I’m happy to say that I have only resorted to taking an Ativan once since the night in the ER. There have been times when my feelings start to wash over me and I get a little cooped up in the house or anxious, but I tell myself she is only this little once. It’s OKAY FOR ME TO NOT DO ANYTHING BUT SNUGGLE. I was raised to be productive, to keep a clean house, go to work, and be a valued member of society, but since becoming a mom, my only job right now is to be a permanent fixture in Kerr’s life. To let her know, even with her being a month old, that Mom is here for her at all hours of the day. She is loved, important, perfectly imperfect, and not a burden but a blessing in our lives. I look at her and I just tell myself that she didn’t ask to be created, she doesn’t mean to make me anxious, she’s a new human that we are responsible for and as scary as that sounds…it’s actually pretty neat. Adam and I get to raise her how we see fit and watch a new human being make something of themselves.

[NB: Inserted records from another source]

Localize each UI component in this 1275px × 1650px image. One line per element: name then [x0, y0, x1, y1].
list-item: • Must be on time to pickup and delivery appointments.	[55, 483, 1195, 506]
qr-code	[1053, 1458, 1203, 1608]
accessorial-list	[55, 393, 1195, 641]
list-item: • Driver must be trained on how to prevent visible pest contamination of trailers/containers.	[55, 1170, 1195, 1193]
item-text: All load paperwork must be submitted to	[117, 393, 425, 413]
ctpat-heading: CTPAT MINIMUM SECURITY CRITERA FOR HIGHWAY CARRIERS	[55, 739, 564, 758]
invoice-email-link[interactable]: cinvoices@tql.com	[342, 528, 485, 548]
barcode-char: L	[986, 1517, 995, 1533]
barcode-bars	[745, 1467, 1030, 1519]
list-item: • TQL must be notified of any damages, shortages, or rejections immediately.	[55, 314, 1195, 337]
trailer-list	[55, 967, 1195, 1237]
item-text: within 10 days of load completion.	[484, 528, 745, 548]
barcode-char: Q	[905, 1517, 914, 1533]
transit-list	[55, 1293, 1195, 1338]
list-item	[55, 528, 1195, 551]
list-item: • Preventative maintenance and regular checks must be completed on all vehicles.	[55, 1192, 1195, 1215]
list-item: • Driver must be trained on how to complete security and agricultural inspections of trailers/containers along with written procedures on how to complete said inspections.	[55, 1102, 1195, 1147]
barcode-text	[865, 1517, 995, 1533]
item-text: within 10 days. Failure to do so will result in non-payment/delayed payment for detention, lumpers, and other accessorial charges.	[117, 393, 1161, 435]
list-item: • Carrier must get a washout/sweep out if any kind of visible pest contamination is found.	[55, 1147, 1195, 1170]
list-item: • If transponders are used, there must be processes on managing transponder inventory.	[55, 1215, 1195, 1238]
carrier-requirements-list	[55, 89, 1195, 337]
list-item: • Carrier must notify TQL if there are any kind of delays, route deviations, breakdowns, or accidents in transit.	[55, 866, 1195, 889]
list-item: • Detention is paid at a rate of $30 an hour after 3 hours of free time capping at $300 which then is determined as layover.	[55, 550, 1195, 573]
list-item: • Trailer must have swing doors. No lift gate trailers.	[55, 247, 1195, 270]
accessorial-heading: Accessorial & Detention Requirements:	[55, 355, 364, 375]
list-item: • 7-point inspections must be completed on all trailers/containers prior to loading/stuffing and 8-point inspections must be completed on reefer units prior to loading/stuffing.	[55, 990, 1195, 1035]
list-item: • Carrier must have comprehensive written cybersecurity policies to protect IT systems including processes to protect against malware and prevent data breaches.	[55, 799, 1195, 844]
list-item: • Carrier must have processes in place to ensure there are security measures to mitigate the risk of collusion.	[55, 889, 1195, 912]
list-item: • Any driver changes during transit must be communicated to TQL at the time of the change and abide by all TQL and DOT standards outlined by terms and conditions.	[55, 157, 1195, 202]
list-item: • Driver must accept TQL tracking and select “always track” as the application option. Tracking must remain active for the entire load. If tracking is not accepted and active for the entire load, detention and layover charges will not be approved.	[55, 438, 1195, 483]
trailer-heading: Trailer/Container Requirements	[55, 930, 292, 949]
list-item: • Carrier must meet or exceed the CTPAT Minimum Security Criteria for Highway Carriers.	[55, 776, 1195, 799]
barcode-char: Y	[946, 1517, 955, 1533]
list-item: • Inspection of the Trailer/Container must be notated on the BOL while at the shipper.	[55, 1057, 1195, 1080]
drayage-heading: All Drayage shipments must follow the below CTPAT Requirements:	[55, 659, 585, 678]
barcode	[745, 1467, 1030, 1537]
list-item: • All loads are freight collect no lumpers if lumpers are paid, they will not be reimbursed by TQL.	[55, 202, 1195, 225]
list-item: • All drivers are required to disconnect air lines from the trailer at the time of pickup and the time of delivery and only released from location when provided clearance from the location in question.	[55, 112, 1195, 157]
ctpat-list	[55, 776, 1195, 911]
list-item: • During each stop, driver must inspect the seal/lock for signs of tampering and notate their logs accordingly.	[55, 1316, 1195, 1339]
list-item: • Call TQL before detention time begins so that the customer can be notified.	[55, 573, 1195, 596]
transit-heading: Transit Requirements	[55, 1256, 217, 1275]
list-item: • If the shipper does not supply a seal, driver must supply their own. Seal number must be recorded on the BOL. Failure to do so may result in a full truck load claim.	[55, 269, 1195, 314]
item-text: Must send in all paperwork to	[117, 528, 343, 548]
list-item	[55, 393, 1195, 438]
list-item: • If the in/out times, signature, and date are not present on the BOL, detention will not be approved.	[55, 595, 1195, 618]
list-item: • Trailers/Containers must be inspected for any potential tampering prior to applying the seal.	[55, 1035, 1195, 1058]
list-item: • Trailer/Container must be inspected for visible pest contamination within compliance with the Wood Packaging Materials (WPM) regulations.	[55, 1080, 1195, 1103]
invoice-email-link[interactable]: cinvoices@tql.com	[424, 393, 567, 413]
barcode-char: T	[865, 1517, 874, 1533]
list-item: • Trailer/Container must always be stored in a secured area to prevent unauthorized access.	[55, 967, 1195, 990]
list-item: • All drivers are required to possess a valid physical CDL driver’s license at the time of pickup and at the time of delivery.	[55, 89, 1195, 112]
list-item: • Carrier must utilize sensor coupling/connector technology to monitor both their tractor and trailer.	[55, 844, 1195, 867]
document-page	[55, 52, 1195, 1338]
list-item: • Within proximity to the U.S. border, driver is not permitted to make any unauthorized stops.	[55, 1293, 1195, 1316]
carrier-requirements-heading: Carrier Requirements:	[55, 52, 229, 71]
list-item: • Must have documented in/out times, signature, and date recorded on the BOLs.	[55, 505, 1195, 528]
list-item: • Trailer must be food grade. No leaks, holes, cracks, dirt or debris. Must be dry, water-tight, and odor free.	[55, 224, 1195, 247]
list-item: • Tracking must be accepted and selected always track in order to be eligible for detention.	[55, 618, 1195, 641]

So let’s end this blog on a more positive note, I know it seems like my posts are always “what’s up with Brittany now” but I genuinely feel that the more I talk about my struggles and don’t sugar coat things and are open with things, the better I can cope. I can’t even put a number to the people who have messaged me and told me “thank you” for being so open about things. So on the day’s that I feel like I haven’t accomplished anything, if someone out there reads this blog and is struggling with being a new mom and finds hope, then I actually did do something today besides watch Family Feud and kiss Kerr 4,523 times.
So lets talk about baby!
Kerrigan, at her last check up, is 22 inches long and 8.5 pounds. She is so healthy and 99% in height, naturally. She giggles in her sleep and smiles at people as she’s dozing off. She wakes up twice in the night for about an hour and a half and usually goes back to sleep. She’s in her own room in her bassinet and loves bath time and getting all ready for bed with essential oils and lotion! Her dark hair is falling out on top of her head due to mean Mommy smelling her and snuggling her so much! She has the digestive system of her dad and yes Adam and I have both literally jumped out of chairs holding her when she decides to unleash. So, so loud. She has an innie and an outie belly button right now, and a long torso-my fault. She has a long/big head-Dad’s fault, and Dad’s toesies! I love her big blue eyes and the small red dot she has over her right eyebrow. She make’s a super silly “O” face when she wakes up and looks at the ceiling. She is an awesome addition to our family and we look forward to every day and night we get to have with her from now on.
Thanks to everyone who has been there for us through these past couple weeks, who listened, stopped by, and gave us encouragement. It really does take a village to raise a child.